Retardement de l’âge de la sortie d’étude avant d’entrer dans la file d’attente…
Qu’est-ce qui fait que le taux de chômage des jeunes est plus élevé ? Il l’est particulièrement chez les plus jeunes [18-21 ans] et chez les peu qualifiés. Les jeunes de 18-21 ans qui ont quitté le système éducatif sont surtout pénalisés car ils sont peu qualifiés, tout comme le reste du public peu qualifié, qu’ils soient issus de la migration ou éloignés de l’emploi. Les jeunes de moins de 25 ans au niveau d’étude élevé ont d’ailleurs en 2015 un taux de chômage plus faible que celui de toute la population peu qualifiée [14,7 % contre 17,0 %]. Les peu qualifiés de moins de 25 ans sont eux à 40,0 % de taux de chômage, bien loin des 18,9 % des jeunes au niveau d’étude moyen.
En 2015, 44,15 % des jeunes de 18 à 20 ans s’inscrivant au Forem en stage d’insertion n’ont pas le diplôme du secondaire. Si on compare les chiffres d’inscription au Forem entre 2013 et 2015, les jeunes de 18 à 20 ans subissent une chute de 25 %. Ils ne sont plus que 11 017 Wallons à s’y être inscrits à la sortie des études contre 14 701 en 2013 [chute de 3 684 unités]. 3 analyses sont possibles : soit ils ont trouvé un emploi et ne s’inscrivent pas au Forem [peu probable], soit ils continuent leurs études, soit ils font partie des exclus suite à la mesure de restrictions d’accès aux allocations d’insertion pour les jeunes de moins de 21 ans sans diplôme prise en janvier 2015. C’est préoccupant.

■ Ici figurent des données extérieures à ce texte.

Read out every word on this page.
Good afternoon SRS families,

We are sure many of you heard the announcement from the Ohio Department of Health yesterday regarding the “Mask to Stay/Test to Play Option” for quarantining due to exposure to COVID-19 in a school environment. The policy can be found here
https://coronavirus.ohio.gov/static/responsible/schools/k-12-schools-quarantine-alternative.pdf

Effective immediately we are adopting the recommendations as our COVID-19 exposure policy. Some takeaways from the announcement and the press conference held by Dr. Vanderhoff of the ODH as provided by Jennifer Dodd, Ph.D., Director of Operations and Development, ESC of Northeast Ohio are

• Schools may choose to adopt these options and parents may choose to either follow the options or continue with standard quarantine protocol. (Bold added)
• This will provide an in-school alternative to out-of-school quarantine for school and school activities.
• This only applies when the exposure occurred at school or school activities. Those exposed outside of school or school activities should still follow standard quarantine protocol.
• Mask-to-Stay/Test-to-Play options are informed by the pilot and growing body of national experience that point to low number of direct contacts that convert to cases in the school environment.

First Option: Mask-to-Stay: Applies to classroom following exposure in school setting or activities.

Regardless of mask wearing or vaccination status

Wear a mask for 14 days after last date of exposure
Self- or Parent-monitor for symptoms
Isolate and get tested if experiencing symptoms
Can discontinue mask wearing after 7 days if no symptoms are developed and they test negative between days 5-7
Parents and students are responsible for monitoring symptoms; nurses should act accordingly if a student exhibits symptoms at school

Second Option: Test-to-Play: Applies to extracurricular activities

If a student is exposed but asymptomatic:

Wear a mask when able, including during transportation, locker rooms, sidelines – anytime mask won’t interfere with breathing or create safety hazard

Finalement, n’oublions pas que le taux de chômage d’une catégorie de la population n’est pas indépendant de la politique générale de l’emploi. Avec l’allongement général des carrières via la suppression des prépensions et le recul à 67 ans de l’âge de la retraite, le nombre de places libérées chaque année dans les entreprises publiques et privées diminue. Cela impacte l’entrée dans le monde du travail des personnes qui n’y sont pas encore, essentiellement les jeunes. Cela crée une file d’attente qui mène à une précarisation de l’emploi et une augmentation de la durée des études. Mais peut-être est-ce finalement ça le but de la mesure ? Avec ses mesures, le gouvernement fédéral est en tout cas le sponsor officiel de la précarité des jeunes.